NUKLEONIKA 2012, 57(3):333-336



Sergey S. Anan’ev1, Yuriy L. Bakshaev1, 1, Vladimir A. Bryzgunov1,
Andrey S. Chernenko1, Sergey A. Dan’ko1, Evgeny D. Kazakov1, Daniel Klír2,
Valeriy D. Korolev1, Evgeniya A. Smirnova1, Gennadiy I. Ustroev1,
Viktor V. Vikhrev3

1 Institute of Hydrogen Energetic and Plasma Technologies, National Research Center “Kurchatov Institute”,
1 Academic Kurchatov Sq., 123182 Moscow, Russia

2 Czech Technical University in Prague, 2 Technicka Str., 166 29 Praha 6, Czech Republic
3 Institute of Tokamaks, National Research Center “Kurchatov Institute”,
1 Academic Kurchatov Sq., 123182 Moscow, Russia

The parameters of neutron emission from the neck of the condensed Z-pinch, were measured at an S-300 installation (2 MA, 100 ns). Profiled loads with central parts made from microporous deuterated polyethylene (with a density of 100 mg/cm3) were used in the experiments. Neutron emission parameters were measured by the time-of-flight (TOF) method. Neutrons were registered using four flight bases with 10 scintillation detectors which were placed at two axial and two radial directions. It was found that the mean neutron energy, determined by the TOF method, turned out to be anisotropic.
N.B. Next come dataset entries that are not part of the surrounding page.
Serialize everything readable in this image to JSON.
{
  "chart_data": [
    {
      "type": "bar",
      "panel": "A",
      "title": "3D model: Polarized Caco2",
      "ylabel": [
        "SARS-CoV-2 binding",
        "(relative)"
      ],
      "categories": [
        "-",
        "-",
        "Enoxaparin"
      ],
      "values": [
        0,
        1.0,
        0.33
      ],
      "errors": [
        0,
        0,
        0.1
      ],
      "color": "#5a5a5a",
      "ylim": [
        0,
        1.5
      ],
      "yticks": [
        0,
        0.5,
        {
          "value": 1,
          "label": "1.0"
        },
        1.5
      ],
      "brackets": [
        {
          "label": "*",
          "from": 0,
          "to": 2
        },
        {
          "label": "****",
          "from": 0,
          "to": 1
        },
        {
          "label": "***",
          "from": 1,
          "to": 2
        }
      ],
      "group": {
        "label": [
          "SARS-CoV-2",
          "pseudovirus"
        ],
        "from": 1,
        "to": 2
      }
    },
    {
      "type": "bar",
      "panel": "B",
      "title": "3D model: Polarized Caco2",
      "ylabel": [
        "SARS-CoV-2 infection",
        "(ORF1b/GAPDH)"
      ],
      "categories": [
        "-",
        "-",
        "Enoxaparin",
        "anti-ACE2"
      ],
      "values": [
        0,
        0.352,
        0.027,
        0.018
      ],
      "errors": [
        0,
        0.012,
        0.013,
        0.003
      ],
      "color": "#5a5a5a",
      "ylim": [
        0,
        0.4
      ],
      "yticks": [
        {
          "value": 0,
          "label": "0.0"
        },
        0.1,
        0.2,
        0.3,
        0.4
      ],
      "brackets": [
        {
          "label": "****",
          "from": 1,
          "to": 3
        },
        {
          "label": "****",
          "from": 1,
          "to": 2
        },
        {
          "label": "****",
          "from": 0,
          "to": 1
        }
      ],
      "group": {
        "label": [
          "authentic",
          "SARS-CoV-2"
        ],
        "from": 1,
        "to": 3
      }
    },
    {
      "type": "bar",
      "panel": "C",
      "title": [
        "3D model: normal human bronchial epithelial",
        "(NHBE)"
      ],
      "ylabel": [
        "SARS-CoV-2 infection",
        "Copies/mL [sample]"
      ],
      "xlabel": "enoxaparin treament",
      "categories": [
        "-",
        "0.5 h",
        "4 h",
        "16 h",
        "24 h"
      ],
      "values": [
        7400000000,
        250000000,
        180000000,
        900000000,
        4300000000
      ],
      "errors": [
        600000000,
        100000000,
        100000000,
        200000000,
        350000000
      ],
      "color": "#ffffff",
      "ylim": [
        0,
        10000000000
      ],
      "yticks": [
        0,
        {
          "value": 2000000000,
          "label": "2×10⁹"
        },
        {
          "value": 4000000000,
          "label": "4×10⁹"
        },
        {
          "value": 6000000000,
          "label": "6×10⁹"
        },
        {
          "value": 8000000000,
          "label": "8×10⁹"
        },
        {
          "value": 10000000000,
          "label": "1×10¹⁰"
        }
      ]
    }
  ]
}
The average energy of neutrons emitted along the axis towards the cathode, was shifted to higher energy (2.6–2.8 MeV) and the average energy of neutrons emitted towards the anode, was shifted to lower energy (2.1–2.3 MeV) compared to the d-d reaction neutron energy 2.45 MeV. The average energy of neutrons, emitted in two opposite radial directions, was close to 2.45 MeV. The half-width of the energy distributions reconstructed for all directions was 400–500 keV. The analysis of the experimental results demonstrated that the found phenomena could be explained by a slowly decaying high energy tail in the energy distribution of colliding deuterons. The maximal neutron yield was of 6 × 109.